Planners International Events manage artists as well as organising art related events. They also help artists to sell paintings and prints to the public through exhibitions at galleries, gala dinners, and through the company website.

Planners International has had a website for a number of years. The design was beginning to look dated and the content was in need of an update.

Objective

Redesign the Planners International website to give it a more modern and clean look and feel.

Intended audience

Requirements

Planners International wanted to show potential customers the range of artwork that they had for sale but were not keen, at this time, to offer a shopping basket facility. This was probably a wise move since the artwork isn't really an off-the-shelf product.

It was important for the site to incorporate all artwork that was for sale as well as being able to announce exhibitions and other events.

Technology

CSS image shadows

I used a new technique with this website to help subtly highlight the images of paintings and prints that were for sale. The effect is to place a small drop shadow on each image without altering the original image file.

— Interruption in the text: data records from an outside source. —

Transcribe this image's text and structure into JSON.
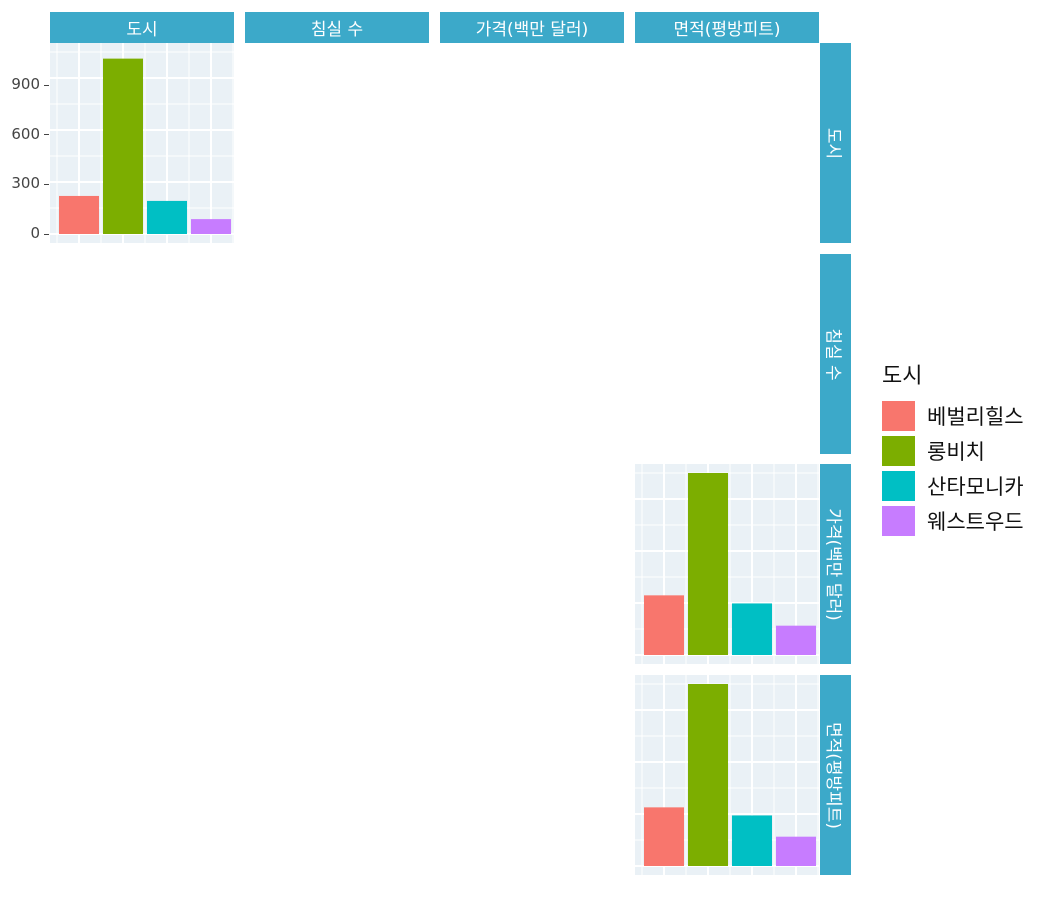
{
  "column_strips": [
    "도시",
    "침실 수",
    "가격(백만 달러)",
    "면적(평방피트)"
  ],
  "row_strips": [
    "도시",
    "침실 수",
    "가격(백만 달러)",
    "면적(평방피트)"
  ],
  "legend": {
    "title": "도시",
    "items": [
      {
        "label": "베벌리힐스",
        "color": "#f8766d"
      },
      {
        "label": "롱비치",
        "color": "#7cae00"
      },
      {
        "label": "산타모니카",
        "color": "#00bfc4"
      },
      {
        "label": "웨스트우드",
        "color": "#c77cff"
      }
    ]
  },
  "chart_data": [
    {
      "type": "bar",
      "facet_row": "도시",
      "facet_col": "도시",
      "categories": [
        "베벌리힐스",
        "롱비치",
        "산타모니카",
        "웨스트우드"
      ],
      "values": [
        230,
        1060,
        200,
        90
      ],
      "ylim": [
        0,
        1100
      ],
      "yticks": [
        "0",
        "300",
        "600",
        "900"
      ],
      "grid": true
    },
    {
      "type": "bar",
      "facet_row": "가격(백만 달러)",
      "facet_col": "면적(평방피트)",
      "categories": [
        "베벌리힐스",
        "롱비치",
        "산타모니카",
        "웨스트우드"
      ],
      "values": [
        59,
        180,
        51,
        29
      ],
      "grid": true
    },
    {
      "type": "bar",
      "facet_row": "면적(평방피트)",
      "facet_col": "면적(평방피트)",
      "categories": [
        "베벌리힐스",
        "롱비치",
        "산타모니카",
        "웨스트우드"
      ],
      "values": [
        58,
        180,
        50,
        29
      ],
      "grid": true
    }
  ]
}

This was achieved using a style sheet to show a shadow graphic on the bottom and right hand side of each image. The graphic was a grey shadow that faded to the white background of the page. A border was then placed around the image with a slight padding so as not to detract from the picture.

No database, just classes

Due to budgets it was decided that implementing a full relational database driven website would be too costly at the present time. However it was still necessary to be able to quickly add and remove paintings from the website. I therefore used PHP Objects to store information about each image. I then added objects into various arrays which I then included into the necessary pages. The pages then dynamically generated various views onto the underlying data structure.

Caching

Due to the nature of the website it was always going to have high bandwidth requirements. By default the output from PHP scripts does not send any HTTP headers that are helpful to caching. I started to experiment and initially tried just adding an Expires header to each page. The problem with this was that if I did any updates to the website then people would use the cached copy for up to, in this case, three days before they received the new copy. I therefore changed my methodology and started using a Last-modified. This allowed the browser to check with the server if the page had been modified. The site feels a lot faster to the user now.